The garbage crisis refuses to go away



In our editorial on August 1, we focused on the container-loads of garbage consisting of industrial and clinical waste belonging to other countries being surreptitiously dumped or downloaded on Sri Lanka and its people in the midst of the ever-increasing garbage crisis in Sri Lanka. 

As it usually happens in Sri Lanka, whenever a crisis or crises crop up, there are several voices raised in protest inside and outside Parliament and in an effort to placate the protesters, Finance Minister Mangala Samaraweera instructed the Customs Director General to conduct an inquiry and submit a report on the basis that such imports were illegal and had been carried out without the express permission of the Central Environment Authority (CEA) and was a blatant violation of the Customs Ordinance, the Environment Act and the Basel Convention. 

He assured he would take strict action against those found guilty whoever or however highly connected they may be and said he had also instructed the relevant officials to explore the possibility of filing criminal charges against the importers because the punishment laid down in the Customs Ordinance was not sufficient for such a serious offence. But unfortunately in Sri Lanka, rarely if at all, is action taken against the miscreants, who emboldened by the lethargic attitude of the government, carry on their dastardly business as usual while little or nothing is heard about the matter thereafter.  

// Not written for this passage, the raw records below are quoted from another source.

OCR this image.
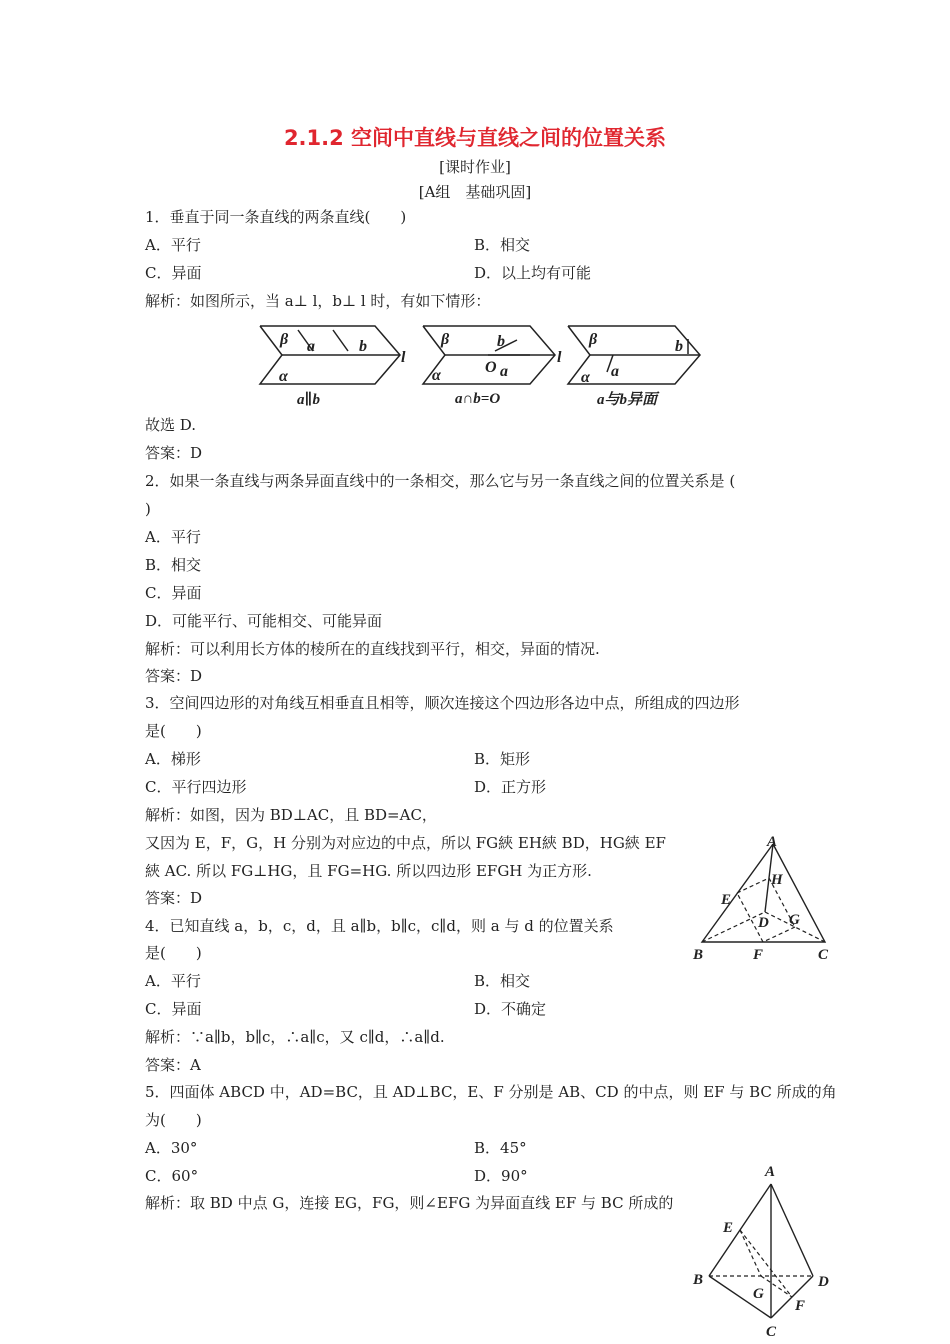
2.1.2 空间中直线与直线之间的位置关系
[课时作业]
[A组　基础巩固]
1．垂直于同一条直线的两条直线(　　)
A．平行	B．相交
C．异面	D．以上均有可能
解析：如图所示，当 a⊥ l，b⊥ l 时，有如下情形：
β a	b
l
α
β	b
O a
l
α
β	b
a
α
a∥b	a∩b=O	a与b异面
故选 D.
答案：D
2．如果一条直线与两条异面直线中的一条相交，那么它与另一条直线之间的位置关系是 (
)
A．平行
B．相交
C．异面
D．可能平行、可能相交、可能异面
解析：可以利用长方体的棱所在的直线找到平行，相交，异面的情况.
答案：D
3．空间四边形的对角线互相垂直且相等，顺次连接这个四边形各边中点，所组成的四边形
是(　　)
A．梯形	B．矩形
C．平行四边形	D．正方形
解析：如图，因为 BD⊥AC，且 BD=AC，
又因为 E，F，G，H 分别为对应边的中点，所以 FG綊 EH綊 BD，HG綊 EF
綊 AC. 所以 FG⊥HG，且 FG=HG. 所以四边形 EFGH 为正方形.
答案：D
A
H
E
D G
B	F	C
4．已知直线 a，b，c，d，且 a∥b，b∥c，c∥d，则 a 与 d 的位置关系
是(　　)
A．平行	B．相交
C．异面	D．不确定
解析：∵a∥b，b∥c，∴a∥c，又 c∥d，∴a∥d.
答案：A
5．四面体 ABCD 中，AD=BC，且 AD⊥BC，E、F 分别是 AB、CD 的中点，则 EF 与 BC 所成的角
为(　　)
A．30°	B．45°
C．60°	D．90°
解析：取 BD 中点 G，连接 EG，FG，则∠EFG 为异面直线 EF 与 BC 所成的
A
E
B	D
G
F
C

It is against this background that we today highlight another garbage crisis that is waiting to happen at the Aruwakkalu sanitary landfill project in Puttalam, which is already besieged by the fallout from the Norochcholai Coal Power Plant and the Cement Factories situated in the area.   

A report published in the Daily Mirror last week raised some pertinent questions as to whether this project was based on a proper Environmental Impact Assessment (EIA) and whether it was carried out under proper technical guidance. According to the report the setting up of a sanitary landfill in Aruwakkalu was mooted in the wake of the Megapolis and Western Development Ministry (MaWDM) announcing that the garbage dump at Kerawalapitiya had exceeded its capacity resulting in added pressure on the collection and disposal of garbage by the Colombo Municipal Council (CMC).  

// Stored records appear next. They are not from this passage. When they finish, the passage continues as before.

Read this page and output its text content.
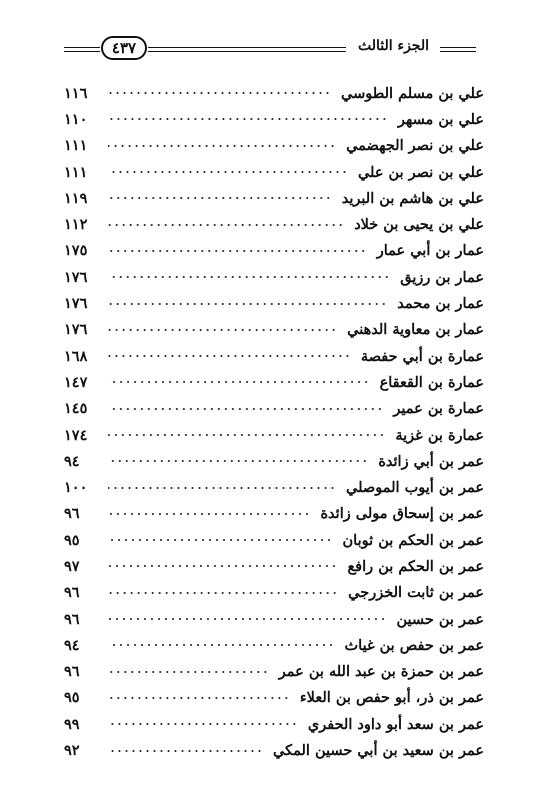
٤٣٧	الجزء الثالث
علي بن مسلم الطوسي
١١٦
علي بن مسهر
١١٠
علي بن نصر الجهضمي
١١١
علي بن نصر بن علي
١١١
علي بن هاشم بن البريد
١١٩
علي بن يحيى بن خلاد
١١٢
عمار بن أبي عمار
١٧٥
عمار بن رزيق
١٧٦
عمار بن محمد
١٧٦
عمار بن معاوية الدهني
١٧٦
عمارة بن أبي حفصة
١٦٨
عمارة بن القعقاع
١٤٧
عمارة بن عمير
١٤٥
عمارة بن غزية
١٧٤
عمر بن أبي زائدة
٩٤
عمر بن أيوب الموصلي
١٠٠
عمر بن إسحاق مولى زائدة
٩٦
عمر بن الحكم بن ثوبان
٩٥
عمر بن الحكم بن رافع
٩٧
عمر بن ثابت الخزرجي
٩٦
عمر بن حسين
٩٦
عمر بن حفص بن غياث
٩٤
عمر بن حمزة بن عبد الله بن عمر
٩٦
عمر بن ذر، أبو حفص بن العلاء
٩٥
عمر بن سعد أبو داود الحفري
٩٩
عمر بن سعيد بن أبي حسين المكي
٩٢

The Aruwakkalu sanitary landfill project was launched with much fanfare and was claimed by some as the best solution to the garbage crisis. But the project itself appears to be plagued by various snags since its inception with the World Bank’s offer to fund the project being side-lined and the US$100.9 million contract handed over to the China Harbour Engineering Company Ltd. (CHECC), which is also handling the Port City Project under the purview of the MaWDM, the DM report states.   

It states that subject Minister Patali Champika Ranawaka when asked why the World Bank pulled out said it had not submitted any such proposal and that the ministry would take the entire responsibility for constructing and maintaining the facility while it would be the CMC’s responsibility to collect, transport and unload the garbage in a scientific manner.   

The risks of such a landfill located just six kilometres from the Southern Boundary of the Wilpattu National Park exposes the risk of attracting wild animals including elephants while the Methane gas emissions exposes the villages located in the vicinity to risks of explosion, the report says.   

Meanwhile, a weekend newspaper highlighted a further twist to the garbage crisis with the Police being forced to provide special armed security escorts to fend off attacks by the Wanathavilluwa residents on the garbage convoys from Colombo making their way to the Aruwakkalu dump site.  

The residents complain that non-segregated garbage was being unloaded at the site even though Minister Ranawaka had assured them that only segregated and compacted garbage would be used as landfill. The residents also complain that though they had been previously informed that the garbage would be transported in trains, they now had to suffer the ugly consequences of having about 20 trucks of garbage, a day, travelling through their town and passing their homes spilling and leaking garbage on the roads.  

Be that as it may, how can we fault the Wanathavilluwa residents for protesting against the dumping of truck-loads of garbage collected from another province in their backyard? How justified is the government in doing so; be it a site selected after much deliberation or otherwise. 

In such a scenario what happens to the garbage collected in Puttalam itself? Where is that being dumped. Happening in the footsteps of container-loads of garbage from other countries being dumped in Sri Lanka, politicians and the powers that be may see nothing wrong in dumping Colombo’s garbage elsewhere.